What Is a Crystal Oscillator?
A crystal oscillator is a device that generates a specific frequency by incorporating an oscillation circuit into the mechanical resonance of a quartz crystal unit, utilizing the piezoelectric phenomenon of quartz. These devices are known for their high precision, often on the order of ppm (parts per million).
Other types of oscillation circuits, such as LC, CR, and those using ceramic elements, are limited to percentage precision, whereas crystal oscillation can achieve greater accuracy.
Quartz’s suitability for electronic circuits is due to its piezoelectric effect, making it a vital component in technology predating transistors and integrated circuits (ICs).
Uses of Crystal Oscillators
Crystal oscillators are used in various applications, including as frequency signal sources in telecommunications equipment, timing sources in quartz clocks, and color burst signal sources in televisions. In recent times, they have become essential in providing fixed-frequency clock sources for digital circuits.
These oscillators are critical in delivering high-frequency stability and non-adjustability for ICs and LSIs (integrated circuits with higher complexity). As a result, they are utilized not only in traditional devices like telecommunications equipment, TVs, and clocks but also in satellite communications, automobiles, personal computers, DVD equipment, and other information appliances.
Principle of Crystal Oscillators
Crystal oscillators function by using a quartz crystal unit to generate a reference resonance frequency through an oscillation circuit. The piezoelectric phenomenon of quartz is key in this process. However, a quartz crystal unit alone cannot maintain the necessary amplitude of the resonance frequency.
In crystal oscillators, an internal oscillation circuit regulates the strength and frequency of the reference frequency signal. While quartz crystals in nature are composed of silicon dioxide, the quartz used in crystal oscillators is synthetic, derived from natural crystal lasca. This synthetic quartz is created under controlled conditions in an autoclave, resulting in large, pure, recrystallized artificial crystals.
Other Information on Crystal Oscillators
1. Vibration Modes of Quartz Crystal Oscillators
The temperature characteristics of frequency and vibration mode vary depending on the crystal’s cut angle relative to the crystal axis. For example, quartz crystals in wristwatches are cut to have a zero temperature coefficient at a body or room temperature.
The oscillation mode, likened to the vibration of tofu on a cutting board, is determined by the thickness of the crystal slice.
2. Accuracy of Crystal Oscillators
Normal crystal oscillators have an accuracy of about 1/10,000 to 1/100,000, significantly higher than silicon or ceramic oscillators but not as precise as cesium oscillators in atomic clocks. Temperature-compensated crystal oscillators (TCXO) offer even higher precision by incorporating a circuit that offsets the crystal unit’s temperature characteristics.
3. Crystal Oscillators Type Clock Mechanism
A quartz oscillator clock, or quartz watch, functions as a clock by converting the high-precision oscillation of a quartz oscillator into a frequency at one-second intervals by dividing the frequency by an IC. Analog clocks use this frequency to drive a step motor that moves the hands, while digital clocks use it to drive a display.
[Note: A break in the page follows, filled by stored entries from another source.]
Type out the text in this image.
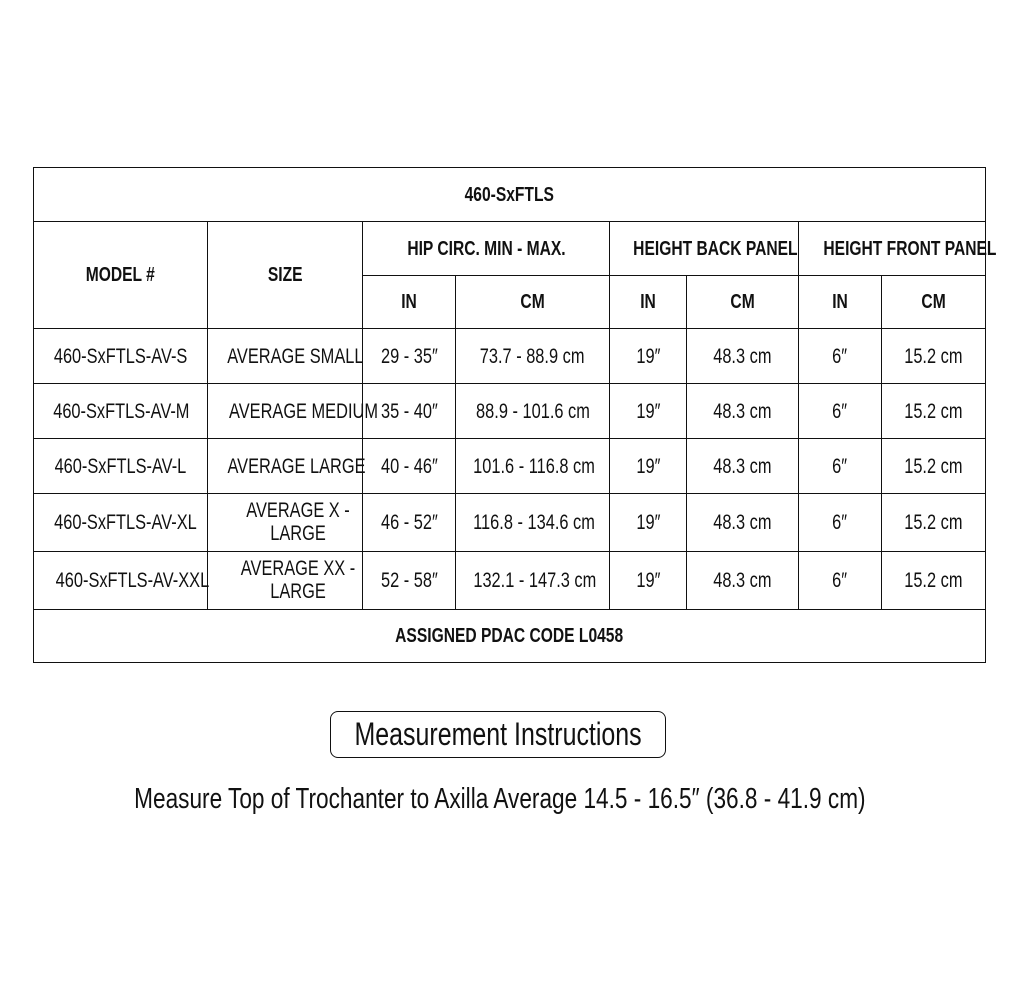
460-SxFTLS							
MODEL #	SIZE	HIP CIRC. MIN - MAX.		HEIGHT BACK PANEL		HEIGHT FRONT PANEL	
		IN	CM	IN	CM	IN	CM
460-SxFTLS-AV-S	AVERAGE SMALL	29 - 35″	73.7 - 88.9 cm	19″	48.3 cm	6″	15.2 cm
460-SxFTLS-AV-M	AVERAGE MEDIUM	35 - 40″	88.9 - 101.6 cm	19″	48.3 cm	6″	15.2 cm
460-SxFTLS-AV-L	AVERAGE LARGE	40 - 46″	101.6 - 116.8 cm	19″	48.3 cm	6″	15.2 cm
460-SxFTLS-AV-XL	AVERAGE X - LARGE	46 - 52″	116.8 - 134.6 cm	19″	48.3 cm	6″	15.2 cm
460-SxFTLS-AV-XXL	AVERAGE XX - LARGE	52 - 58″	132.1 - 147.3 cm	19″	48.3 cm	6″	15.2 cm
ASSIGNED PDAC CODE L0458							
Measurement Instructions
Measure Top of Trochanter to Axilla Average 14.5 - 16.5″ (36.8 - 41.9 cm)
Quartz watches have the advantage of long-term operation with minimal maintenance, especially models powered by solar energy or equipped with generators.
4. Comparison With MEMS Oscillators
MEMS oscillators, emerging as an alternative to quartz oscillators, are produced using semiconductor manufacturing processes, allowing for integration into electronic circuits and miniaturization. They offer advantages in frequency adjustment and power consumption, potentially surpassing crystal oscillators in market share.
5. Efforts to Increase High Frequencies
As the demand for higher communication frequencies grows, there is a push for crystal oscillators to support higher frequencies. Advances in analog circuit technology like PLL enable frequency increases, but there are challenges such as phase noise and temperature characteristics. Current developments focus on improving both the crystal unit and the oscillation circuit to support frequencies up to 100 MHz.